18.3.2024

Two Bottles Vagabund

Without owning his own estate, Jochen Fleischmann produces wine from various vineyards across Europe, and today we're tasting a Riesling Bredullje from the Mosel region, as well as a Grüner Veltliner SMRGD from the Wachau.

We all know why I bought these two bottles. I mean, there’s a guy riding a rooster on the label. With a hat. How could you not buy that? At the same time, the combination of Riesling from Zeltinger Himmelreich in the Mosel region and Grüner Veltliner from the Wachau in Austria, both from the same producer, is quite intriguing. Since 2019, Jochen Fleischmann has been making wine under the name Vagabund from various corners of Europe. After a generational conflict thwarted his plans to take over the family winery following his training in Geisenheim, Jochen started from scratch. Now he makes wine with minimal intervention from vineyards that he finds exciting. This means tiny quantities. There are only 800 bottles of the Riesling Bredullje 2020 and just 500 bottles of the Grüner Veltliner SMRGD 2021. The Riesling is quite unique anyway, as it was originally intended to be a slightly sweet Kabinett, but ended up fermenting completely dry. It then spent a year in barrel, together with a fifth of the wine that fermented on the skins, before being bottled, yet it still only has 9.5% alcohol. The Veltliner meanwhile holds the record for the toughest wax capsule I’ve ever encountered. I tried to chip it away with a butter knife, slipped, and cut my thumb. Not a great start, but hopefully worth it.

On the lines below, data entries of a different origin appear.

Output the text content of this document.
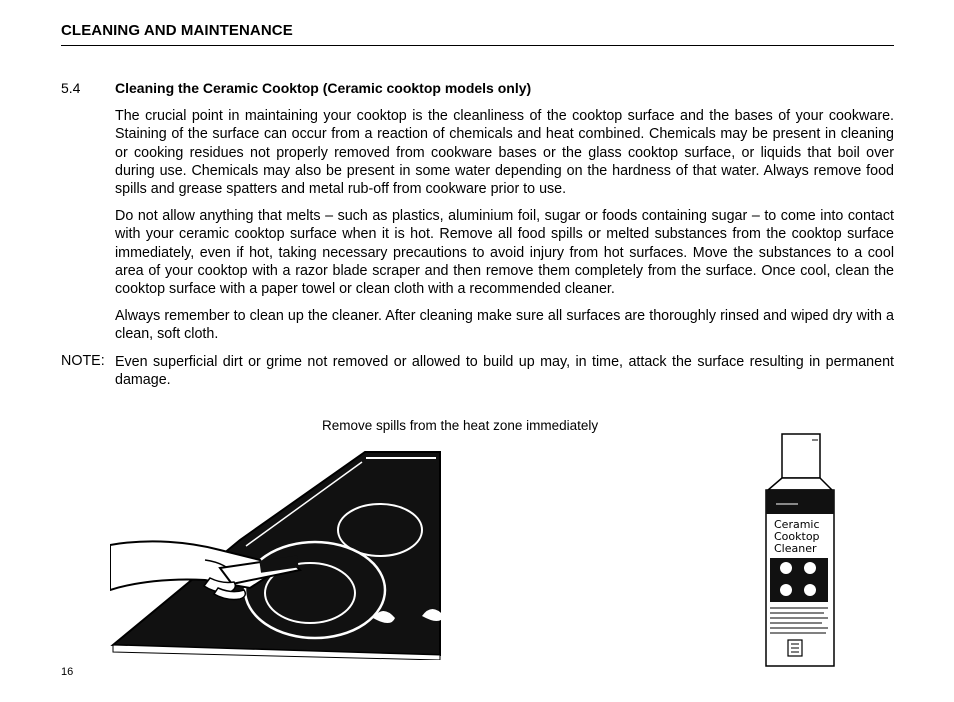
CLEANING AND MAINTENANCE
5.4 Cleaning the Ceramic Cooktop (Ceramic cooktop models only)
The crucial point in maintaining your cooktop is the cleanliness of the cooktop surface and the bases of your cookware. Staining of the surface can occur from a reaction of chemicals and heat combined. Chemicals may be present in cleaning or cooking residues not properly removed from cookware bases or the glass cooktop surface, or liquids that boil over during use. Chemicals may also be present in some water depending on the hardness of that water. Always remove food spills and grease spatters and metal rub-off from cookware prior to use.
Do not allow anything that melts – such as plastics, aluminium foil, sugar or foods containing sugar – to come into contact with your ceramic cooktop surface when it is hot. Remove all food spills or melted substances from the cooktop surface immediately, even if hot, taking necessary precautions to avoid injury from hot surfaces. Move the substances to a cool area of your cooktop with a razor blade scraper and then remove them completely from the surface. Once cool, clean the cooktop surface with a paper towel or clean cloth with a recommended cleaner.
Always remember to clean up the cleaner. After cleaning make sure all surfaces are thoroughly rinsed and wiped dry with a clean, soft cloth.
NOTE: Even superficial dirt or grime not removed or allowed to build up may, in time, attack the surface resulting in permanent damage.
Remove spills from the heat zone immediately
Ceramic
Cooktop
Cleaner
16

The Riesling is quite straightforward. Almost austere, yet very typical Riesling on the nose. Stone fruit and mineral notes, citrus in the background, and you can faintly detect the skin contact fermentation. Upon tasting, it’s super crisp, with green, just ripe apple and citrus notes. It’s long and has a good tension. You could easily empty a bottle of this alone. The yellow citrus fruit evolves into more orange with air, becoming even wilder. I really like that.

And on the second evening, the development continues. It’s even juicier and a bit wilder. You can feel the skin contact fermentation more, there’s just more structure, more earthiness. Drinking it feels like squeezing lime directly onto your tongue, with herbal notes and that apple again. It’s hard to believe this was an accident and wasn’t meant to turn out this way. It’s just too good for that, and maybe the yeast should fully ferment through every year. With each moment exposed to air, the wine opens up more, becomes even more untamed, more yeasty, and actually juicier. You begin to understand why there’s a guy riding a rooster on the label. It fits very well.

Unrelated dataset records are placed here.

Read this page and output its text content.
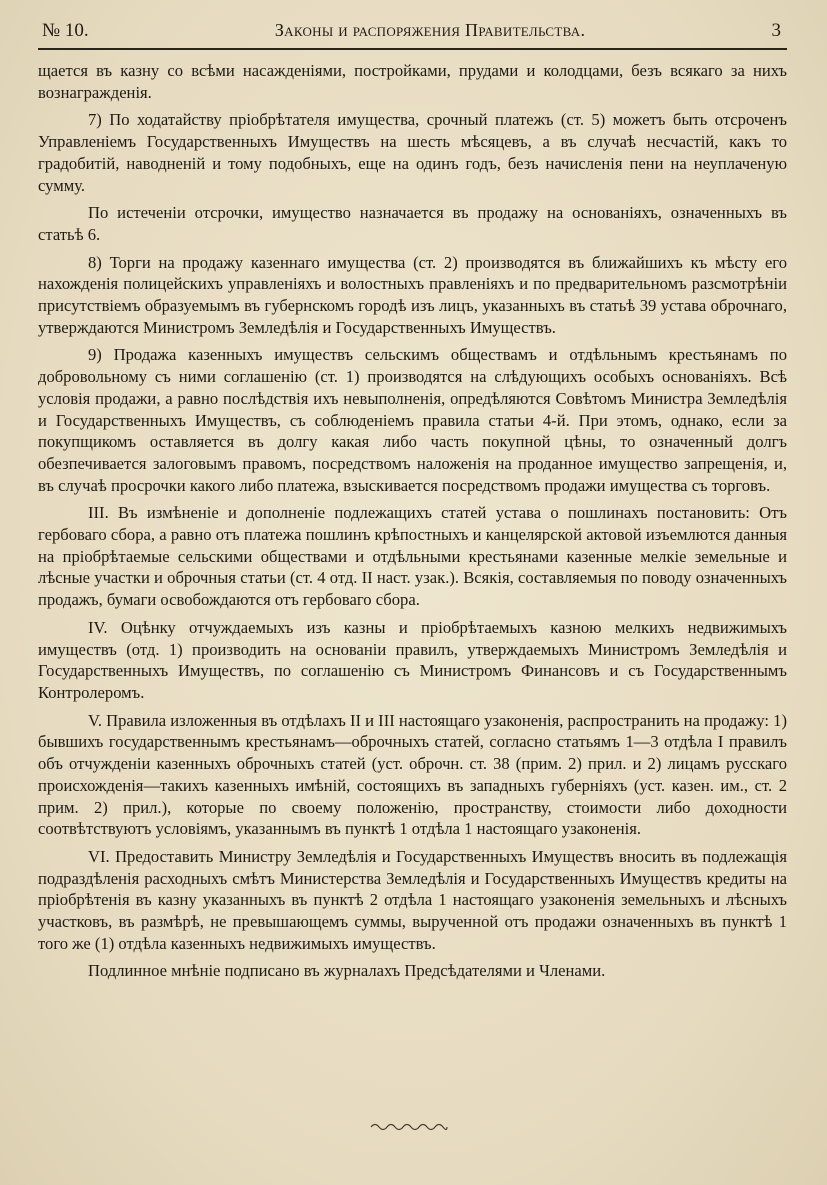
№ 10.	Законы и распоряжения Правительства.	3

щается въ казну со всѣми насажденіями, постройками, прудами и колодцами, безъ всякаго за нихъ вознагражденія.

7) По ходатайству пріобрѣтателя имущества, срочный платежъ (ст. 5) можетъ быть отсроченъ Управленіемъ Государственныхъ Имуществъ на шесть мѣсяцевъ, а въ случаѣ несчастій, какъ то градобитій, наводненій и тому подобныхъ, еще на одинъ годъ, безъ начисленія пени на неуплаченую сумму.

По истеченіи отсрочки, имущество назначается въ продажу на основаніяхъ, означенныхъ въ статьѣ 6.

8) Торги на продажу казеннаго имущества (ст. 2) производятся въ ближайшихъ къ мѣсту его нахожденія полицейскихъ управленіяхъ и волостныхъ правленіяхъ и по предварительномъ разсмотрѣніи присутствіемъ образуемымъ въ губернскомъ городѣ изъ лицъ, указанныхъ въ статьѣ 39 устава оброчнаго, утверждаются Министромъ Земледѣлія и Государственныхъ Имуществъ.

9) Продажа казенныхъ имуществъ сельскимъ обществамъ и отдѣльнымъ крестьянамъ по добровольному съ ними соглашенію (ст. 1) производятся на слѣдующихъ особыхъ основаніяхъ. Всѣ условія продажи, а равно послѣдствія ихъ невыполненія, опредѣляются Совѣтомъ Министра Земледѣлія и Государственныхъ Имуществъ, съ соблюденіемъ правила статьи 4-й. При этомъ, однако, если за покупщикомъ оставляется въ долгу какая либо часть покупной цѣны, то означенный долгъ обезпечивается залоговымъ правомъ, посредствомъ наложенія на проданное имущество запрещенія, и, въ случаѣ просрочки какого либо платежа, взыскивается посредствомъ продажи имущества съ торговъ.

III. Въ измѣненіе и дополненіе подлежащихъ статей устава о пошлинахъ постановить: Отъ гербоваго сбора, а равно отъ платежа пошлинъ крѣпостныхъ и канцелярской актовой изъемлются данныя на пріобрѣтаемые сельскими обществами и отдѣльными крестьянами казенные мелкіе земельные и лѣсные участки и оброчныя статьи (ст. 4 отд. II наст. узак.). Всякія, составляемыя по поводу означенныхъ продажъ, бумаги освобождаются отъ гербоваго сбора.

IV. Оцѣнку отчуждаемыхъ изъ казны и пріобрѣтаемыхъ казною мелкихъ недвижимыхъ имуществъ (отд. 1) производить на основаніи правилъ, утверждаемыхъ Министромъ Земледѣлія и Государственныхъ Имуществъ, по соглашенію съ Министромъ Финансовъ и съ Государственнымъ Контролеромъ.

V. Правила изложенныя въ отдѣлахъ II и III настоящаго узаконенія, распространить на продажу: 1) бывшихъ государственнымъ крестьянамъ—оброчныхъ статей, согласно статьямъ 1—3 отдѣла I правилъ объ отчужденіи казенныхъ оброчныхъ статей (уст. оброчн. ст. 38 (прим. 2) прил. и 2) лицамъ русскаго происхожденія—такихъ казенныхъ имѣній, состоящихъ въ западныхъ губерніяхъ (уст. казен. им., ст. 2 прим. 2) прил.), которые по своему положенію, пространству, стоимости либо доходности соотвѣтствуютъ условіямъ, указаннымъ въ пунктѣ 1 отдѣла 1 настоящаго узаконенія.

VI. Предоставить Министру Земледѣлія и Государственныхъ Имуществъ вносить въ подлежащія подраздѣленія расходныхъ смѣтъ Министерства Земледѣлія и Государственныхъ Имуществъ кредиты на пріобрѣтенія въ казну указанныхъ въ пунктѣ 2 отдѣла 1 настоящаго узаконенія земельныхъ и лѣсныхъ участковъ, въ размѣрѣ, не превышающемъ суммы, вырученной отъ продажи означенныхъ въ пунктѣ 1 того же (1) отдѣла казенныхъ недвижимыхъ имуществъ.

Подлинное мнѣніе подписано въ журналахъ Предсѣдателями и Членами.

With the SMRGD, right after uncorking, all I get is a blast of ice candy. I don’t like ice candy. Not in wine, and even less as candy. First, the wine demands a blood sacrifice, then this. It can only get better from here. Nevertheless, I find it intriguing that the Veltliner smells so strongly of it as I usually associate ice candy with cold-fermented aroma yeast, which surely isn’t present in this wine. The better half across the table shares that impression, by the way. So, it’s not just my nose playing tricks on me. Swirling the glass helps, though. The wine becomes more yellow on the nose, gains a touch of peach, but can’t quite shake off the candy. However, on the palate, it’s different, there’s immediate peach, spiciness, and structure, which then smoothly fades away creamy at the back of the tongue. And as it rests on the palate, the candy completely disappears from the aroma. Rarely have I felt that I might have been way too early with a wine. But here, I fear I might have hit a strange phase.

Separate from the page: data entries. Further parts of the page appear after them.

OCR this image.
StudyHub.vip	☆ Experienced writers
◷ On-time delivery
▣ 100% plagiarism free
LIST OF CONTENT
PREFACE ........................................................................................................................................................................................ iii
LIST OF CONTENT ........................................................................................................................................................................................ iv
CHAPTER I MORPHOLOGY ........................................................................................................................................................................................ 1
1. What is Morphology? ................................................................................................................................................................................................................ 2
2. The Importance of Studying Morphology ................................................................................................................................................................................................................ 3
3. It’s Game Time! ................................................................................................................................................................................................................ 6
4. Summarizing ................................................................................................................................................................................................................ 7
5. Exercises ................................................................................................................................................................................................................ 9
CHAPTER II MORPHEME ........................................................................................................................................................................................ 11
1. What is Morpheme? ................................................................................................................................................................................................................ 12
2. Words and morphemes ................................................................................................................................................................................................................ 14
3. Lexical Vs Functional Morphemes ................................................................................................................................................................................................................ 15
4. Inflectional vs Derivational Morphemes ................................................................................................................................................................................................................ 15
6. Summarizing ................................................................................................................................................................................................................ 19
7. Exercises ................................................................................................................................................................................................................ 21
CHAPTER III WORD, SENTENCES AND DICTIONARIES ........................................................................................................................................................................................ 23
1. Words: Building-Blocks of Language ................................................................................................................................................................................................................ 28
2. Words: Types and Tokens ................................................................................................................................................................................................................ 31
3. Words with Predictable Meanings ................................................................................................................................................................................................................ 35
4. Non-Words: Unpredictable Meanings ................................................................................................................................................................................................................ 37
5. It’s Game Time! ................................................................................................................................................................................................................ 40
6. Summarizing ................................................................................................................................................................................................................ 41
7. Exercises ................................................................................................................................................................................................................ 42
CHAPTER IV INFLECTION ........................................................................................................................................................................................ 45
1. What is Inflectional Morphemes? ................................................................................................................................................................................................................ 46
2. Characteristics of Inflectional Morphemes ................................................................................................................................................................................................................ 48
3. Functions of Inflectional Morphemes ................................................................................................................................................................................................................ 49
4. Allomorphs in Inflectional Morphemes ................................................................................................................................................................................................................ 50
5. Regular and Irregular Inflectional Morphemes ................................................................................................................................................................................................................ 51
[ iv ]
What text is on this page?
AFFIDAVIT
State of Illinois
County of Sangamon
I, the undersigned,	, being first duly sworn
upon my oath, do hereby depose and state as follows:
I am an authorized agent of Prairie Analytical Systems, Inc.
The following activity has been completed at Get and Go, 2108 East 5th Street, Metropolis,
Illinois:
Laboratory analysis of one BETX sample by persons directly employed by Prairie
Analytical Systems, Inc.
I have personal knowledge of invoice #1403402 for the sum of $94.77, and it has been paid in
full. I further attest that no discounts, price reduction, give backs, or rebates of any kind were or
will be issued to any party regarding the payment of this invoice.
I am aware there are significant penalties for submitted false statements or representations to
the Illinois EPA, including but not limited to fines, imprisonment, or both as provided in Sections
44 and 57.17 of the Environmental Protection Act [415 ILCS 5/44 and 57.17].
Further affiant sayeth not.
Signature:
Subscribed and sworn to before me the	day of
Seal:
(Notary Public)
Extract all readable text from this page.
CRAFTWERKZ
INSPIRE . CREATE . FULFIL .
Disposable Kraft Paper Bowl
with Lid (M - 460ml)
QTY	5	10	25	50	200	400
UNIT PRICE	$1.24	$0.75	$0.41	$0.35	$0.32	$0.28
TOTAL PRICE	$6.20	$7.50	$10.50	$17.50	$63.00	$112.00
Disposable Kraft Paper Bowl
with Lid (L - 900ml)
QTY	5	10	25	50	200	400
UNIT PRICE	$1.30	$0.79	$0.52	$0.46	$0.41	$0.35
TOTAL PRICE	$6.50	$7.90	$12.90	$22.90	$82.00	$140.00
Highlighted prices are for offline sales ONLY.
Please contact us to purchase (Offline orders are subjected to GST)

Day two somewhat confirms this. Because now, there’s no ice candy in sight. The fruit is slightly exotic and stands side by side with the herbal spiciness in the wine. And even on tasting, there’s spice, saltiness, and structure. There’s real energy here. Incidentally, it’s proof of how irrelevant color often is. What you see in the picture in the glass isn’t diluted, it’s actually that light. Even without backlighting. It’s impressive how much better this wine has become after a day. It’s extremely good now, and I can only recommend either decanting the bottle directly into a carafe, uncorking it a day in advance, or actually forgetting about it in the cellar for some time. Otherwise, you might really miss out. Unless you like ice candy. In that case, like us, take a sip right away. And then, impressed like us, follow the evolution, which is surely the most dramatic overnight improvement I’ve experienced in a very long time. A real experience and a bottle worth displaying on the cupboard. It just looks too good for the recycling bin.